On the domestic front, the Kremlin-controlled mainstream media openly discusses the need to destroy Ukraine. For example, an article published by Russian state news agency RIA Novosti on April 3 made clear that Putin’s talk of “de-nazification” is actually code for the “de-Ukrainianization” of Ukraine. This chilling text laid out a detailed plan for the elimination of the Ukrainian nation and was branded a “genocide handbook” by Yale historian Timothy Snyder.
If Russian imperialism is not confronted and defeated in Ukraine, other countries will soon face similar threats. While Ukraine appears to be a particular obsession for both Putin and the wider Russian public, the list of other potential victims is long. The Baltic states and Moldova are among the most likely to become targets of Russian imperial aggression, while the nations of
Central Asia are clearly at risk. It is also worth noting that Poland and Finland were once part of the Russian Empire that Putin longs to resurrect.
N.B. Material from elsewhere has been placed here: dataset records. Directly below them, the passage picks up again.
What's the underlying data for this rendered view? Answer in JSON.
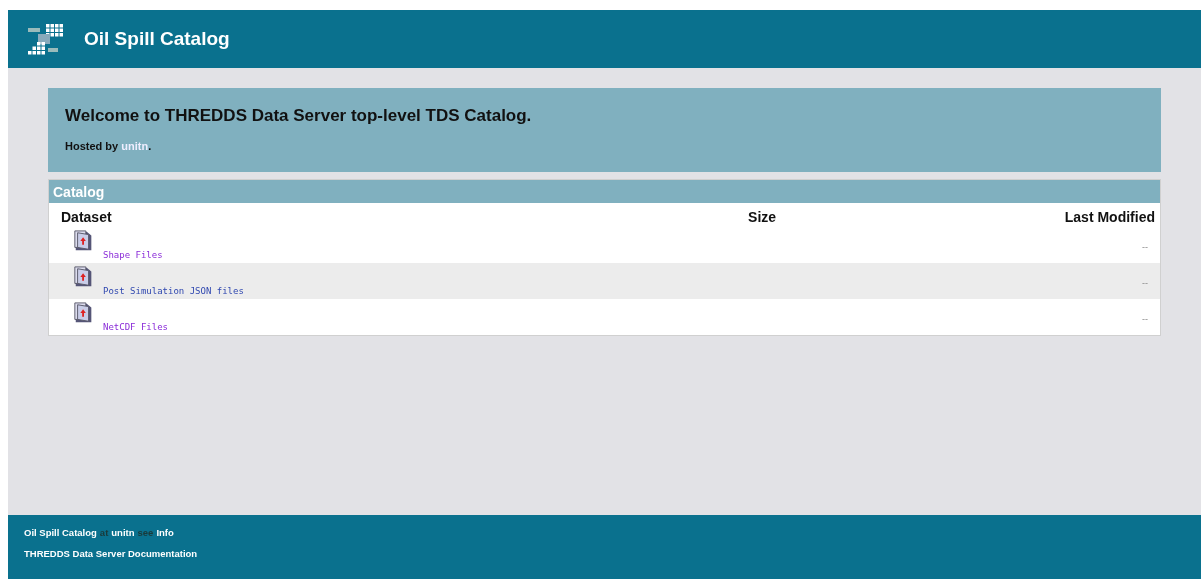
{
  "header": {
    "title": "Oil Spill Catalog"
  },
  "welcome": {
    "heading": "Welcome to THREDDS Data Server top-level TDS Catalog.",
    "hosted_prefix": "Hosted by ",
    "host_link": "unitn",
    "hosted_suffix": "."
  },
  "catalog": {
    "title": "Catalog",
    "columns": [
      "Dataset",
      "Size",
      "Last Modified"
    ],
    "rows": [
      {
        "name": "Shape Files",
        "modified": "--"
      },
      {
        "name": "Post Simulation JSON files",
        "modified": "--"
      },
      {
        "name": "NetCDF Files",
        "modified": "--"
      }
    ]
  },
  "footer": {
    "line_1": [
      {
        "kind": "link",
        "text": "Oil Spill Catalog"
      },
      {
        "kind": "text",
        "text": "at"
      },
      {
        "kind": "link",
        "text": "unitn"
      },
      {
        "kind": "text",
        "text": "see"
      },
      {
        "kind": "link",
        "text": "Info"
      }
    ],
    "line_2": [
      {
        "kind": "link",
        "text": "THREDDS Data Server Documentation"
      }
    ]
  }
}
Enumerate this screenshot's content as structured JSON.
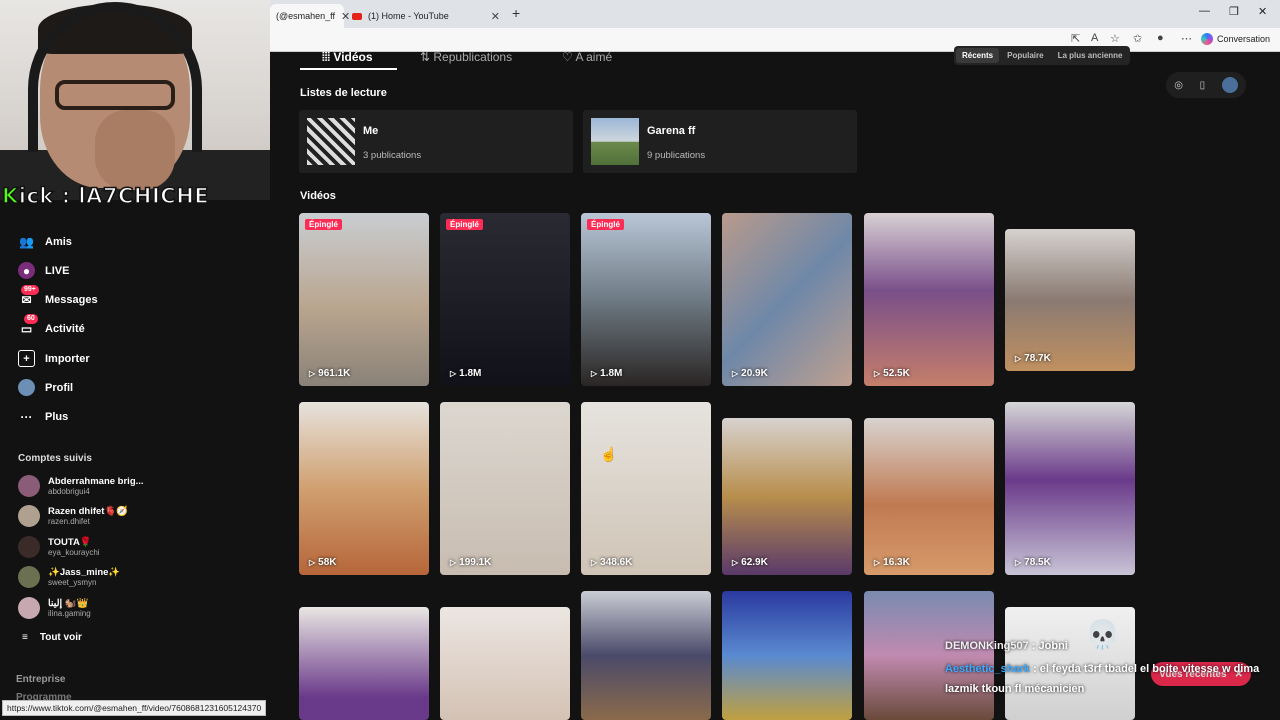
{
  "browser": {
    "tabs": [
      {
        "label": "(@esmahen_ff",
        "active": true
      },
      {
        "label": "(1) Home - YouTube",
        "active": false
      }
    ],
    "toolbar_right": {
      "conversation_label": "Conversation"
    },
    "status_url": "https://www.tiktok.com/@esmahen_ff/video/7608681231605124370"
  },
  "overlay": {
    "kick_prefix": "K",
    "kick_text": "ick : lA7CHICHE",
    "chat": [
      {
        "user": "DEMONKing507",
        "sep": " : ",
        "message": "Jobni"
      },
      {
        "user": "Aesthetic_shark",
        "sep": " : ",
        "message": "el feyda t3rf tbadel el boite vitesse w dima lazmik tkoun fl mécanicien"
      }
    ],
    "recent_label": "Vues récentes"
  },
  "sidebar": {
    "nav": [
      {
        "label": "Amis",
        "icon": "friends-icon",
        "badge": ""
      },
      {
        "label": "LIVE",
        "icon": "live-icon",
        "badge": ""
      },
      {
        "label": "Messages",
        "icon": "messages-icon",
        "badge": "99+"
      },
      {
        "label": "Activité",
        "icon": "activity-icon",
        "badge": "60"
      },
      {
        "label": "Importer",
        "icon": "upload-icon",
        "badge": ""
      },
      {
        "label": "Profil",
        "icon": "profile-icon",
        "badge": ""
      },
      {
        "label": "Plus",
        "icon": "more-icon",
        "badge": ""
      }
    ],
    "following_title": "Comptes suivis",
    "following": [
      {
        "name": "Abderrahmane brig...",
        "handle": "abdobrigui4"
      },
      {
        "name": "Razen dhifet🫀🧭",
        "handle": "razen.dhifet"
      },
      {
        "name": "TOUTA🌹",
        "handle": "eya_kouraychi"
      },
      {
        "name": "✨Jass_mine✨",
        "handle": "sweet_ysmyn"
      },
      {
        "name": "إلينا 🐿️👑",
        "handle": "ilina.gaming"
      }
    ],
    "see_all": "Tout voir",
    "footer": [
      "Entreprise",
      "Programme"
    ]
  },
  "profile": {
    "tabs": [
      "Vidéos",
      "Republications",
      "A aimé"
    ],
    "sort": [
      "Récents",
      "Populaire",
      "La plus ancienne"
    ],
    "playlists_title": "Listes de lecture",
    "playlists": [
      {
        "name": "Me",
        "count": "3 publications"
      },
      {
        "name": "Garena ff",
        "count": "9 publications"
      }
    ],
    "videos_title": "Vidéos",
    "pinned_label": "Épinglé",
    "videos": [
      {
        "views": "961.1K",
        "pinned": true
      },
      {
        "views": "1.8M",
        "pinned": true
      },
      {
        "views": "1.8M",
        "pinned": true
      },
      {
        "views": "20.9K",
        "pinned": false
      },
      {
        "views": "52.5K",
        "pinned": false
      },
      {
        "views": "78.7K",
        "pinned": false
      },
      {
        "views": "58K",
        "pinned": false
      },
      {
        "views": "199.1K",
        "pinned": false
      },
      {
        "views": "348.6K",
        "pinned": false
      },
      {
        "views": "62.9K",
        "pinned": false
      },
      {
        "views": "16.3K",
        "pinned": false
      },
      {
        "views": "78.5K",
        "pinned": false
      },
      {
        "views": "",
        "pinned": false
      },
      {
        "views": "",
        "pinned": false
      },
      {
        "views": "",
        "pinned": false
      },
      {
        "views": "",
        "pinned": false
      },
      {
        "views": "",
        "pinned": false
      },
      {
        "views": "",
        "pinned": false
      }
    ]
  }
}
For almost three decades, Western leaders have approached successive acts of Russian imperial aggression as isolated incidents and have sought to downplay their significance while focusing on the economic advantages of continuing to do business with Moscow. This has only served to encourage the Kremlin. The Chechen wars of the early post-Soviet years were followed by the 2008 invasion of Georgia and the 2014 seizure of Crimea. The current war is the latest milestone in this grim sequence but it will not be the last. Resurgent Russian imperialism now clearly poses the biggest single challenge to global security. Countering this threat must be the international community’s top priority.
Volodymyr Vakhitov is an assistant professor at the Kyiv School of Economics and head of BeSmart, the Center for Behavioral Studies and Communications. Natalia Zaika is a researcher at BeSmart, the Center for Behavioral Studies and Communications.